The concert in Bailey Hall presented the work of the New York Baroque Dance Company’s three-week residency at Cornell, including student dancers’ collaborations on two world premieres of reconstructions of dances originally choreographed by Jean-Joseph Mouret. The tension between a premiere (something new) and a reconstruction (something old) was deftly negotiated: the dances appeared both faithful to their sources while being responsive to their contemporary setting.
Inevitably, no matter how much sedulous research choreographers and musicians give to baroque performance, practice and theory, audience perceptions and historical contexts have changed. For example, a dance’s parody of the latest opera or the audience’s arrangement to reflect the hierarchy of nobility has been lost. Similarly, the political implications that distinguish the courtly protocol of la belle danse from the more egalitarian partnering of contredanse may not be readily apparent to modern viewers.

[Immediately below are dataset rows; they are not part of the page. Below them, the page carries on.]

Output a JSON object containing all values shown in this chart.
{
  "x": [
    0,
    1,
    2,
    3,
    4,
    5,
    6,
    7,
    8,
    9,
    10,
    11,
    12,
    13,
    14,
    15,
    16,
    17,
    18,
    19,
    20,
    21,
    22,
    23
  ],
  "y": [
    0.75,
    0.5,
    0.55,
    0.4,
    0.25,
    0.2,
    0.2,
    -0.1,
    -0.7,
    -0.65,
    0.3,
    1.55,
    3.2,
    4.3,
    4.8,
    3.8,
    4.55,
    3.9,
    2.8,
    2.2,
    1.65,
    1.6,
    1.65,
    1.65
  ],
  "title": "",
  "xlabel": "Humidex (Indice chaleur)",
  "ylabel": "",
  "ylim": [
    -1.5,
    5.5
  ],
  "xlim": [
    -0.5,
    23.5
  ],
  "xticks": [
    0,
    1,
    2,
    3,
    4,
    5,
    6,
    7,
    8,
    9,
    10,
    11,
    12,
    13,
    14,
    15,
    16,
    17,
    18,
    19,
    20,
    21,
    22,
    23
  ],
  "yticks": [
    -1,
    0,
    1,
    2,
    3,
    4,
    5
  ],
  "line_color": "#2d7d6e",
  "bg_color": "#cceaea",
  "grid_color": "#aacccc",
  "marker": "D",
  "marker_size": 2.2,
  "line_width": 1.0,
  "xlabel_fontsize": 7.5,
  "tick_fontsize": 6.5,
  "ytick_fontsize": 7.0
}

Nonetheless, the choreographers (Catherine Turocy assisted by Sarah Edgar) chose to emphasize the broad physical comedy and pleasing romantic sallies of these pieces, which, combined with their novelty, more than made up for the loss of the subtle ways these dances may have originally commented on their occasions as much as rock concerts or sketch-comedy TV does today.
The first half of the program featured a suite of short divertissements in the Italianate tradition of commedia dell’arte. Such stock characters as the hunchbacked rouge Scaramouche (Jorge Fuentes), the haplessly moonstruck Pierrot (Catherine Turocy), the nimble showoff Harlequin (Caroline Copeland,) and the tatterdamelion soubrette Columbine (Sarah Edgar) pranced and pantomimed set pieces that utilized theatricalized narrative as well as slapstick humor.
The elaborate costumes and grotesque masks were often as intriguing as the dances themselves, and in many cases the two worked together. My favorite skit was “The Three-Legged Dance” performed by Rachel List, whose footloose antics included extra fancy footwork with an extra foot that sometimes switched positions on the body according to her fancy. Other dances used a mask on the back of the head to portray “The Blindfolded Juggler” and a dummy beggar-woman attached to the front of the dancer to portray “The Peasant in a Basket,” both of which were performed by Turocy.
Other dances in the suite also benefited from the dancer’s striking use of percussion. Rachel List danced “The Spanish Loure” with a swirling blue and gold hoop-skirt while she swiveled her hips and clattered upon castanets; Caroline Copeland and Jason Helms played a soup-slurping and slightly abusive husband and wife. Their plates and spoons doubled as impromptu drum kits — as well as shields and mallets — in “The Plate Dance.”
The second half of the program presented the pantomime ballet “Pygmalion.” In this somewhat over-the-top version of the myth, Cupid (Alissa Auerbach) brings the love-struck sculptor Pygmalion’s statue to life more for his awe of his artwork’s bottom than for any higher-minded assets whereas the women who are wooed later in the story have an eye more toward the bottom line than love itself. Yet, the bawdy innuendo and low-life scurrilities are gently satiric in way that makes us sympathize with our shared human foibles. Decorum seems broken momentarily only to be later rectified in a more refined air of elegance.
The ballet also ascended heavenward when Zachary Wadsworth sang operatic snatches in praise of Cupid’s powers. The musical accompaniment to the dancing was provided by a partnership between the NYS Baroque Ensemble and Les Petits Violons de Cornell. The groups also performed Telemann’s “Ouverture burlesque,” whose movements each express the personalities of different commedia dell’arte characters, as a pleasing interlude between the two sections of dance.
Historically reconstructed art forms become encased in museum glass when they emphasize their historical interest over their aesthetic expression. These lively interpretations of 18th century performance, while striving for fidelity to the originals as much as possible, fortunately managed to be more art than artifacts.